"Jangan berlebihan, dia adik iparmu," tegur Yasmin. "Hanin juga tidak nyaman," sambung ibu empat anak tersebut.
Eshan Rayyan, putra pertama Yasmin dengan Argan telah tumbuh dewasa. Menempuh pendidikan di luar negeri hingga melajang dengan alasan tuntutan pekerjaan lebih dari sepuluh tahun usai belajar di negeri orang.
"Di mananya yang berlebihan," kata pria itu dengan raut datar seperti biasa. "Berpapasan dengannya mungkinkah aku tidak menyapa?"
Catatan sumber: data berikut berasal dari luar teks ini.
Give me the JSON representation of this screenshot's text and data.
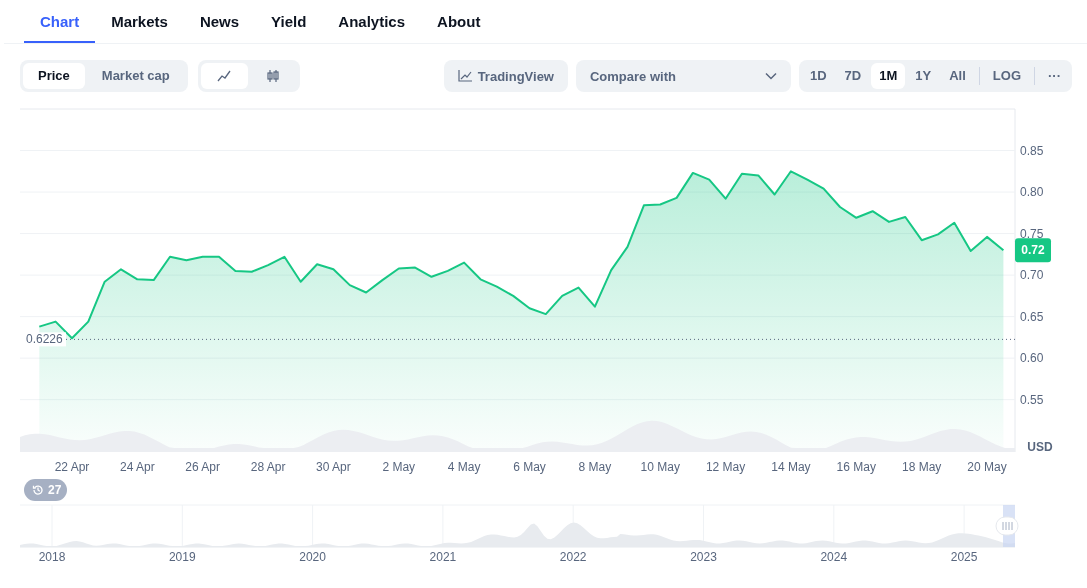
{
  "tabs": [
    {
      "label": "Chart",
      "selected": true
    },
    {
      "label": "Markets",
      "selected": false
    },
    {
      "label": "News",
      "selected": false
    },
    {
      "label": "Yield",
      "selected": false
    },
    {
      "label": "Analytics",
      "selected": false
    },
    {
      "label": "About",
      "selected": false
    }
  ],
  "toolbar": {
    "metric_toggle": [
      {
        "label": "Price",
        "selected": true
      },
      {
        "label": "Market cap",
        "selected": false
      }
    ],
    "chart_style_toggle": [
      {
        "kind": "line",
        "selected": true
      },
      {
        "kind": "candles",
        "selected": false
      }
    ],
    "tradingview_button": "TradingView",
    "compare_dropdown": "Compare with",
    "ranges": [
      {
        "label": "1D",
        "selected": false
      },
      {
        "label": "7D",
        "selected": false
      },
      {
        "label": "1M",
        "selected": true
      },
      {
        "label": "1Y",
        "selected": false
      },
      {
        "label": "All",
        "selected": false
      }
    ],
    "log_button": "LOG",
    "more_button": "···"
  },
  "chart": {
    "current_price": "0.72",
    "currency": "USD",
    "chart_data": {
      "type": "area",
      "ylim": [
        0.487,
        0.9
      ],
      "grid": true,
      "categories": [
        null,
        null,
        "22 Apr",
        null,
        null,
        null,
        "24 Apr",
        null,
        null,
        null,
        "26 Apr",
        null,
        null,
        null,
        "28 Apr",
        null,
        null,
        null,
        "30 Apr",
        null,
        null,
        null,
        "2 May",
        null,
        null,
        null,
        "4 May",
        null,
        null,
        null,
        "6 May",
        null,
        null,
        null,
        "8 May",
        null,
        null,
        null,
        "10 May",
        null,
        null,
        null,
        "12 May",
        null,
        null,
        null,
        "14 May",
        null,
        null,
        null,
        "16 May",
        null,
        null,
        null,
        "18 May",
        null,
        null,
        null,
        "20 May",
        null
      ],
      "yticks": [
        {
          "value": 0.55,
          "label": "0.55"
        },
        {
          "value": 0.6,
          "label": "0.60"
        },
        {
          "value": 0.65,
          "label": "0.65"
        },
        {
          "value": 0.7,
          "label": "0.70"
        },
        {
          "value": 0.75,
          "label": "0.75"
        },
        {
          "value": 0.8,
          "label": "0.80"
        },
        {
          "value": 0.85,
          "label": "0.85"
        }
      ],
      "series": [
        {
          "color": "#16c784",
          "values": [
            0.638,
            0.644,
            0.624,
            0.644,
            0.692,
            0.707,
            0.695,
            0.694,
            0.722,
            0.718,
            0.722,
            0.722,
            0.705,
            0.704,
            0.712,
            0.722,
            0.692,
            0.713,
            0.707,
            0.688,
            0.679,
            0.694,
            0.708,
            0.709,
            0.698,
            0.705,
            0.715,
            0.695,
            0.686,
            0.675,
            0.66,
            0.653,
            0.675,
            0.685,
            0.662,
            0.706,
            0.734,
            0.784,
            0.785,
            0.793,
            0.823,
            0.815,
            0.792,
            0.822,
            0.82,
            0.797,
            0.825,
            0.815,
            0.804,
            0.782,
            0.769,
            0.777,
            0.764,
            0.77,
            0.742,
            0.749,
            0.763,
            0.729,
            0.746,
            0.73
          ]
        }
      ],
      "ref_lines": [
        {
          "axis": "y",
          "value": 0.6226,
          "label": "0.6226"
        }
      ]
    }
  },
  "history_badge": "27",
  "navigator": {
    "years": [
      "2018",
      "2019",
      "2020",
      "2021",
      "2022",
      "2023",
      "2024",
      "2025"
    ]
  }
}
Berbeda dengan Daniyal, adik yang melangkahinya lebih dulu namun bernasib sial.
"Lagi hamil juga, kasian," tambah Eshan lagi.
Maut yang menimpa adiknya yang seorang pelayar tak bisa dihindari, keluarga bersyukur karena bisa melihat jasad hingga mengurus jenazahnya karena Daniyal meninggal saat kapal berpulang.
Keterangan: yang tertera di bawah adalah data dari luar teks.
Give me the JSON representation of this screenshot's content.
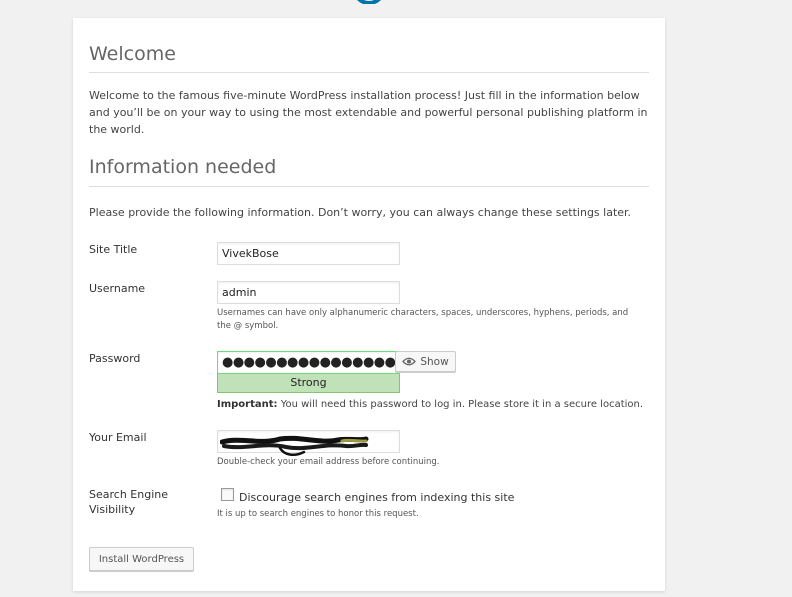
{
  "welcome": {
    "heading": "Welcome",
    "intro": "Welcome to the famous five-minute WordPress installation process! Just fill in the information below and you’ll be on your way to using the most extendable and powerful personal publishing platform in the world."
  },
  "info": {
    "heading": "Information needed",
    "intro": "Please provide the following information. Don’t worry, you can always change these settings later."
  },
  "form": {
    "site_title": {
      "label": "Site Title",
      "value": "VivekBose"
    },
    "username": {
      "label": "Username",
      "value": "admin",
      "description": "Usernames can have only alphanumeric characters, spaces, underscores, hyphens, periods, and the @ symbol."
    },
    "password": {
      "label": "Password",
      "value": "●●●●●●●●●●●●●●●●●●",
      "show_label": "Show",
      "strength": "Strong",
      "important_label": "Important:",
      "important_text": " You will need this password to log in. Please store it in a secure location."
    },
    "email": {
      "label": "Your Email",
      "description": "Double-check your email address before continuing."
    },
    "visibility": {
      "label": "Search Engine Visibility",
      "checkbox_label": "Discourage search engines from indexing this site",
      "checked": false,
      "description": "It is up to search engines to honor this request."
    },
    "submit_label": "Install WordPress"
  },
  "colors": {
    "brand": "#0073aa",
    "strength_bg": "#c1e1b9",
    "strength_border": "#83c373"
  },
  "icons": {
    "show": "eye-icon",
    "logo": "wordpress-logo"
  }
}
Baru hitungan hari kepulangan adiknya kepangkuan ilahi, Eshan satu-satunya orang yang tidak melihat wajah sang adik di menit terakhir sebelum dimasukkan ke liang lahat. Ia tiba 48 jam setelah pemakaman. Walaupun lama tidak bertemu pria itu tidak melupakan wajah sang adik.
Kediaman Argan dan Yasmin sedang berduka, anak ketiga mereka berpulang saat menjalankan tugas, yang paling menyesakkan adalah almarhum meninggalkan seorang istri yang tengah hamil Hanin Haynina, wanita yang dipersunting dua tahun yang lalu dan baru diberi amanah buah cintanya dengan almarhum dengan usia kandungan tiga bulan.
Kebetulan rumah yang ditempati Hanin dan almarhum tepat di samping rumah orangtuanya, jadi tamu yang datang melayat kedua tempat sekaligus.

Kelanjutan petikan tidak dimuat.